The young women won an international technology competition in the United States and will launch the app on Friday.
Jonada Shukarasi, one of the developers said: “Violence against women is a huge issue in Albania and it also affects us as teenage girls because we see the early stages of this even in our peers, in our friends.”
The developers, known collectively as “D3c0ders” and including Arla Hoxha, Dea Rrozhana and Shukarasi, first learned how to code via a programme run by the US Embassy in Tirana. The competition that they entered required entrants to create an app that tackled social issues, leading the girls to focus on gender-based violence.
They consulted psychologists, a deputy interior minister and experts on domestic violence and women’s rights.

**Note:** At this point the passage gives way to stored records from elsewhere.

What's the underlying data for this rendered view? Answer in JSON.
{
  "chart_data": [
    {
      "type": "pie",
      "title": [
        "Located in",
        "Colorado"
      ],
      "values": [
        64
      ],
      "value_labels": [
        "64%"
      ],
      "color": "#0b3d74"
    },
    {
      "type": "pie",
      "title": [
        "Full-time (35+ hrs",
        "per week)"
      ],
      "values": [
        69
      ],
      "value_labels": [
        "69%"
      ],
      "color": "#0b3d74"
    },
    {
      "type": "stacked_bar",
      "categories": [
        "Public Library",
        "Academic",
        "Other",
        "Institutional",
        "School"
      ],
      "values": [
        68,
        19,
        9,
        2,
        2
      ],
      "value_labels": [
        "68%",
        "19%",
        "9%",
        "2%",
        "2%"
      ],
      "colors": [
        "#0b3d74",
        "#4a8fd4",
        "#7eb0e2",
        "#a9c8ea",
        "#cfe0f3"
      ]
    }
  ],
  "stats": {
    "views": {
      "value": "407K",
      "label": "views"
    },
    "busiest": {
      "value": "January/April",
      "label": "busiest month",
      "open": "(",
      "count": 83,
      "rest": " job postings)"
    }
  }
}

“Find your Voice” has become not only our motto, but the message we want to convey to all Albanian women,” said Rrozhani.

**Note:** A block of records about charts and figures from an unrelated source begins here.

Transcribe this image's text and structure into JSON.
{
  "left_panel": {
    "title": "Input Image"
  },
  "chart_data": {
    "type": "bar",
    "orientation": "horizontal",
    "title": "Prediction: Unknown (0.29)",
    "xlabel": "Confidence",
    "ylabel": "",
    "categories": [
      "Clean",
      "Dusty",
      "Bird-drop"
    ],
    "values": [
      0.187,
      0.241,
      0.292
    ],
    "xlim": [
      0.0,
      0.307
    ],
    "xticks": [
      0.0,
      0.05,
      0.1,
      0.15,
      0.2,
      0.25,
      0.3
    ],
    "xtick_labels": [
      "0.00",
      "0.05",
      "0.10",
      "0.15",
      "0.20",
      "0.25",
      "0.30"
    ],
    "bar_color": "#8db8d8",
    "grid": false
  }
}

“GjejZâ helps women fight gender-based violence in three easy steps by identifying the problem, empowering the user and enabling them to take action,” she said.

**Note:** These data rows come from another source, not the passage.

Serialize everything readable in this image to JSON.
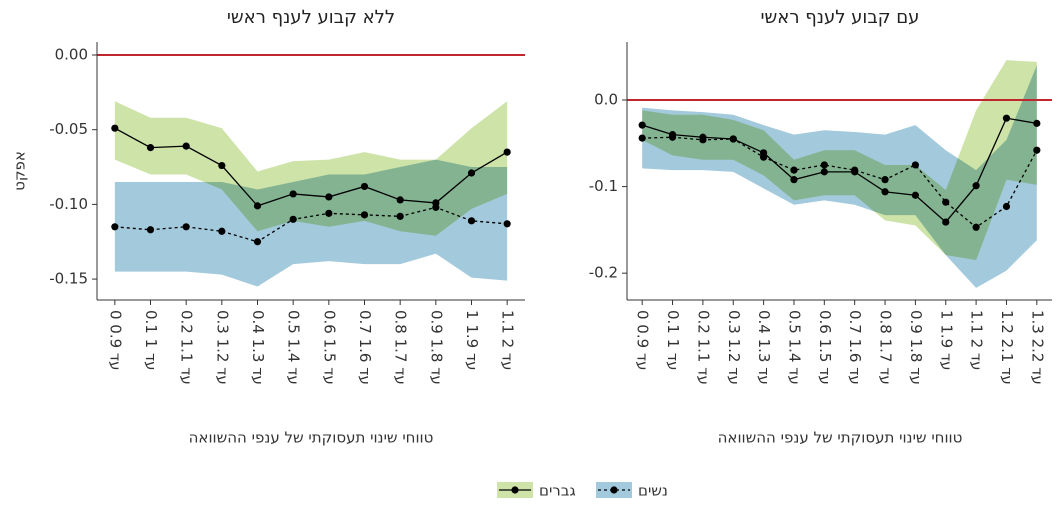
{
  "chart_data": [
    {
      "type": "line",
      "title": "ללא קבוע לענף ראשי",
      "ylabel": "אפקט",
      "xlabel": "טווחי שינוי תעסוקתי של ענפי ההשוואה",
      "categories": [
        "0 עד 0.9",
        "0.1 עד 1",
        "0.2 עד 1.1",
        "0.3 עד 1.2",
        "0.4 עד 1.3",
        "0.5 עד 1.4",
        "0.6 עד 1.5",
        "0.7 עד 1.6",
        "0.8 עד 1.7",
        "0.9 עד 1.8",
        "1 עד 1.9",
        "1.1 עד 2"
      ],
      "ylim": [
        -0.164,
        0.0087
      ],
      "yticks": [
        {
          "value": 0,
          "label": "0.00"
        },
        -0.05,
        {
          "value": -0.1,
          "label": "-0.10"
        },
        -0.15
      ],
      "reference_line": {
        "value": 0,
        "color": "#c0262d"
      },
      "series": [
        {
          "name": "גברים",
          "color": "#000000",
          "band_color": "#cde3a8",
          "dash": false,
          "values": [
            -0.049,
            -0.062,
            -0.061,
            -0.074,
            -0.101,
            -0.093,
            -0.095,
            -0.088,
            -0.097,
            -0.099,
            -0.079,
            -0.065
          ],
          "upper": [
            -0.031,
            -0.042,
            -0.042,
            -0.049,
            -0.078,
            -0.071,
            -0.07,
            -0.065,
            -0.07,
            -0.07,
            -0.049,
            -0.031
          ],
          "lower": [
            -0.07,
            -0.08,
            -0.08,
            -0.09,
            -0.118,
            -0.111,
            -0.115,
            -0.111,
            -0.118,
            -0.121,
            -0.103,
            -0.093
          ]
        },
        {
          "name": "נשים",
          "color": "#000000",
          "band_color": "#a3c9dc",
          "dash": true,
          "values": [
            -0.115,
            -0.117,
            -0.115,
            -0.118,
            -0.125,
            -0.11,
            -0.106,
            -0.107,
            -0.108,
            -0.102,
            -0.111,
            -0.113
          ],
          "upper": [
            -0.085,
            -0.085,
            -0.085,
            -0.085,
            -0.09,
            -0.085,
            -0.08,
            -0.08,
            -0.075,
            -0.07,
            -0.075,
            -0.075
          ],
          "lower": [
            -0.145,
            -0.145,
            -0.145,
            -0.147,
            -0.155,
            -0.14,
            -0.138,
            -0.14,
            -0.14,
            -0.133,
            -0.149,
            -0.151
          ]
        }
      ]
    },
    {
      "type": "line",
      "title": "עם קבוע לענף ראשי",
      "xlabel": "טווחי שינוי תעסוקתי של ענפי ההשוואה",
      "categories": [
        "0 עד 0.9",
        "0.1 עד 1",
        "0.2 עד 1.1",
        "0.3 עד 1.2",
        "0.4 עד 1.3",
        "0.5 עד 1.4",
        "0.6 עד 1.5",
        "0.7 עד 1.6",
        "0.8 עד 1.7",
        "0.9 עד 1.8",
        "1 עד 1.9",
        "1.1 עד 2",
        "1.2 עד 2.1",
        "1.3 עד 2.2"
      ],
      "ylim": [
        -0.231,
        0.067
      ],
      "yticks": [
        {
          "value": 0,
          "label": "0.0"
        },
        -0.1,
        -0.2
      ],
      "reference_line": {
        "value": 0,
        "color": "#c0262d"
      },
      "series": [
        {
          "color": "#000000",
          "band_color": "#cde3a8",
          "dash": false,
          "values": [
            -0.029,
            -0.04,
            -0.043,
            -0.045,
            -0.061,
            -0.092,
            -0.083,
            -0.083,
            -0.106,
            -0.11,
            -0.141,
            -0.099,
            -0.021,
            -0.027
          ],
          "upper": [
            -0.012,
            -0.017,
            -0.017,
            -0.023,
            -0.035,
            -0.069,
            -0.058,
            -0.058,
            -0.075,
            -0.075,
            -0.104,
            -0.012,
            0.046,
            0.044
          ],
          "lower": [
            -0.046,
            -0.064,
            -0.069,
            -0.069,
            -0.087,
            -0.116,
            -0.11,
            -0.11,
            -0.139,
            -0.145,
            -0.179,
            -0.185,
            -0.092,
            -0.098
          ]
        },
        {
          "color": "#000000",
          "band_color": "#a3c9dc",
          "dash": true,
          "values": [
            -0.044,
            -0.043,
            -0.046,
            -0.045,
            -0.066,
            -0.081,
            -0.075,
            -0.081,
            -0.092,
            -0.075,
            -0.118,
            -0.147,
            -0.123,
            -0.058
          ],
          "upper": [
            -0.009,
            -0.012,
            -0.014,
            -0.017,
            -0.029,
            -0.04,
            -0.035,
            -0.037,
            -0.04,
            -0.029,
            -0.058,
            -0.081,
            -0.046,
            0.04
          ],
          "lower": [
            -0.079,
            -0.081,
            -0.081,
            -0.083,
            -0.102,
            -0.121,
            -0.116,
            -0.121,
            -0.133,
            -0.133,
            -0.179,
            -0.217,
            -0.197,
            -0.162
          ]
        }
      ]
    }
  ]
}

The app works by asking users a number of questions which will then help them understand if they are victims of domestic violence. The app also provides testimonies of women who have escaped abuse as well as encouraging users to report violence against them.
It will then connect them with state officials in every town who can help them obtain protection orders and welfare as well as shelters and employment opportunities. In order for the app to work to its full potential, the government and state authorities, including police, really need to improve their responses.
Over the last eight years, some 106 women and girls have been killed by a family member or intimate partner and in 2018 alone, over 4000 court protection orders were handed to women due to fear of violence. The European average for incidence of domestic violence is around 33%, yet in Albania it is 53%.
Various studies have shown that over half of Albanian women will suffer physical, sexual, psychological, economic, or emotional violence during their lifetimes. Even more concerningly, 22% of women between 16 and 19 years old have already experienced intimate partner violence. Most concerningly, 97% of victims do not report it to the police.
The government offers little in the way of support services. Women find it hard to file reports with the police or to obtain justice if they do, and there are almost no free facilities offering essential treatment such as housing, counselling, and psychological assistance. The current rate of social welfare, totally around EUR 70 per month is not enough for a woman and any children to survive on, meaning they often have little choice but to remain in abusive situations.
Failure to prevent violence and situations that can endanger someone’s life is a breach of Article 2 of the European Convention on Human Rights. It states that “everyone’s right to life shall be protected by law” and that the state has the obligation to “protect the right to life” and to carry out effective investigations into alleged breaches.
The ECHR also says that “the State has an obligation to take preventative operational measures to protect one or more individuals identifiable in advance as a potential target of a lethal act in contexts such as: domestic violence.”